With first one, then another, religion in power in the Empire,
"...both religions had been alternately disgraced by the seeming acquisition of worthless proselytes, of those votaries of the reigning purple who could pass, without a reason and without a blush, from the church to the temple, and from the altars of Jupiter to the sacred table of the Christians." (Gibbon, p.741)
So, what is conceived by Constantine now seems to be born and quickly maturing, more and more looking like its mother, Babylon, yet having characteristics of a Jerusalemite. What a sad child!
At first glance it seems that the church is as powerless to resist fortune as it has been to withstand hellish persecutions. But looking closer we must agree that it is by an act of the will that the Roman organization takes upon itself the trappings of power and royalty. Let none of us claim that royalty is thrust upon us.
In a pronouncement of Damasus's Roman Synod in the year 382, the primacy of Peter, hotly contested itself, turns into the primacy of Rome.
"The Holy Roman Church takes precedence over the other churches, not on the ground of any synodal decisions, but because it was given the primacy by the words of our Lord, ' Thou art Peter.' Peter and Paul dedicated the Holy Roman Church to the Lord Christ and gave it unique precedence over all other cities in the whole world by their presence and by their venerable triumph. The Roman church therefore is the first see of the apostle Peter, not having spot or wrinkle or any such thing."
The growth of the myth. What first-grader in the things of God does not know of the prominence of Jerusalem in God's Word? If there is ever to be a city honored over the whole earth, and there is, surely it is the city of David, the city where Christ is crucified, the city where the Spirit falls for the first time. And it is of the New Jerusalem of which God speaks when He looks to the final situation of world politics.
Let me insert here a reminder that Constantine has vacated Rome, and his descendants are likewise ruling from the "New Rome." The power vacuum in the old city is filled by leaders of the "church."
In A.D. 431, the "keys" are mentioned by the ruling Pope, to give visible "proof" of his authority. Now, the "keys" of Cybele and Janus, Roman gods, were long known by Pagan Romanists. But Papal Rome identifies these keys with Peter, and so strengthens itself in its claims.
Yes, Peter had been given some keys, that is, the means whereby the door of Heaven was opened to both Jews and Gentiles, messages from God which are in fact recorded in Acts chapters 2 and 10. The key to God's Kingdom is the preaching of Jesus, not an authority trip.

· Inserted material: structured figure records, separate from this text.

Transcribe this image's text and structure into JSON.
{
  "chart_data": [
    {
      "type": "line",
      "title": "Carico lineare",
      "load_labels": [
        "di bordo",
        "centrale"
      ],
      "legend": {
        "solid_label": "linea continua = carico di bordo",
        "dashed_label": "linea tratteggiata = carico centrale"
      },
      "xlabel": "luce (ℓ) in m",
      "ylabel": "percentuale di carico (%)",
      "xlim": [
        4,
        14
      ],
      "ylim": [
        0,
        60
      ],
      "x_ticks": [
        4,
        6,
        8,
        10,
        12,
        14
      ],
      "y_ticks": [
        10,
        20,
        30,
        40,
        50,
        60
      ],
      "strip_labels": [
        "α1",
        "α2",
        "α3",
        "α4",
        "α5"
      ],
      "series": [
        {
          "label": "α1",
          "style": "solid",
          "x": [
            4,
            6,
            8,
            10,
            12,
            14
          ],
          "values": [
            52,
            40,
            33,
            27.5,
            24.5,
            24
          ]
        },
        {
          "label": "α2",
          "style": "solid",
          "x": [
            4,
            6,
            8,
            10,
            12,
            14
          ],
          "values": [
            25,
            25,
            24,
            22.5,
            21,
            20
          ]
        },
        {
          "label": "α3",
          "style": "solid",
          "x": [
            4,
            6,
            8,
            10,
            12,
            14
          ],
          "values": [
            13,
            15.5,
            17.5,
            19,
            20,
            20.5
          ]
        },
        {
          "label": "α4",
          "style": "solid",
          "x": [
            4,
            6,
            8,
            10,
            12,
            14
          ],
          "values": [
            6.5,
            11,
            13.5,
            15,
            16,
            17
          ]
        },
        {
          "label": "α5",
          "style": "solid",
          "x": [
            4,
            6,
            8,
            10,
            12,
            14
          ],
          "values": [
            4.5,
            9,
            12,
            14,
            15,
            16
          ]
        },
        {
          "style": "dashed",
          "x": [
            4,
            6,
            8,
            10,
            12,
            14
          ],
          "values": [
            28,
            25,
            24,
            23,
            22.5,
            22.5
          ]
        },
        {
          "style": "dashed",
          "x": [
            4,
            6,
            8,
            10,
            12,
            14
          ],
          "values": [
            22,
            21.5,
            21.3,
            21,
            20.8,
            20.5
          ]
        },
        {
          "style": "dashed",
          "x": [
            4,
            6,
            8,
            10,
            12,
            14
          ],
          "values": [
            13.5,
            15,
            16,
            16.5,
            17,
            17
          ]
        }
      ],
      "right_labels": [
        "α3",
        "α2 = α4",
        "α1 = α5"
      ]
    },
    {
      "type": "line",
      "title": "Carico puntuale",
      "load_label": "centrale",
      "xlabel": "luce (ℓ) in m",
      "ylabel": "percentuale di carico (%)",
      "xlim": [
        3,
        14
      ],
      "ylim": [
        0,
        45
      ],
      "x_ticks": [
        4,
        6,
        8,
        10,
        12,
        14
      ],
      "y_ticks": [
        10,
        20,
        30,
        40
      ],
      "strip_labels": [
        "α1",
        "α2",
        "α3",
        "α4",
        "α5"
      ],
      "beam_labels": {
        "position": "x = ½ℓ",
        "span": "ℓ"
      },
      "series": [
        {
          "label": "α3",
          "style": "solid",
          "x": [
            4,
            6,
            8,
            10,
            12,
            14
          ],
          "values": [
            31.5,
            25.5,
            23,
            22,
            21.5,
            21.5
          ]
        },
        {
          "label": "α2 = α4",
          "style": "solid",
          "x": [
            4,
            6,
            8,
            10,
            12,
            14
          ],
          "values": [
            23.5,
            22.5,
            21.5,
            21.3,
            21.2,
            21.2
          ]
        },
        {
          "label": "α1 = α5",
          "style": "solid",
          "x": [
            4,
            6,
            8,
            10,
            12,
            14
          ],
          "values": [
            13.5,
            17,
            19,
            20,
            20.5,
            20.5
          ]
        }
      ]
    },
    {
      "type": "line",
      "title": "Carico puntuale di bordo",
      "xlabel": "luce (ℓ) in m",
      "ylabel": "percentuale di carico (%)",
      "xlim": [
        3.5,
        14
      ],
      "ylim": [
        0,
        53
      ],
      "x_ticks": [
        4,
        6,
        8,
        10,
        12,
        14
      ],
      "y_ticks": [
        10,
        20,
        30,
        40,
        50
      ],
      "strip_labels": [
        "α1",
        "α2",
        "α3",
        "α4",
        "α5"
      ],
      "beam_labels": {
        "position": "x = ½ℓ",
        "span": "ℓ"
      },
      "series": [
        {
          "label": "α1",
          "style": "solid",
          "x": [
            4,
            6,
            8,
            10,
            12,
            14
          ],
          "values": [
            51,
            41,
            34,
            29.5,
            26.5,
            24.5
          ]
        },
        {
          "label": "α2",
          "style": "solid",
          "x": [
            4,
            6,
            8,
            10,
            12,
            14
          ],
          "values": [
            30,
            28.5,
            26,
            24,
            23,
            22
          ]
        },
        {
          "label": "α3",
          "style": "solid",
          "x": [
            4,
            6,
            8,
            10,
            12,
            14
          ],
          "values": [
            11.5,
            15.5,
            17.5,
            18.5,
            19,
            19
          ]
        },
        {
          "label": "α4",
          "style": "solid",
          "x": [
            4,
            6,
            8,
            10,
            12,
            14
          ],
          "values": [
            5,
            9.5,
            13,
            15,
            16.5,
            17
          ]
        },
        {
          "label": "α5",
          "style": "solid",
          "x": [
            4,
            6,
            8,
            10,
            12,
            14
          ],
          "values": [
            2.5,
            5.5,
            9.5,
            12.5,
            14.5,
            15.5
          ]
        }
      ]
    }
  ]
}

So, it is in Pagan Rome that the church first feels a flush of power, and in Rome will be the Eternal City, the City of God, which will rule in the name of God over the world. A vision shared by Augustine in his classic City of God. This little manual was used by ruling popes to verify their newborn dream.
Their prophetic notions are not without backing in God's Word. John, you will recall, also saw a city that reigns over the kings of the earth. He was not overly impressed with it, though.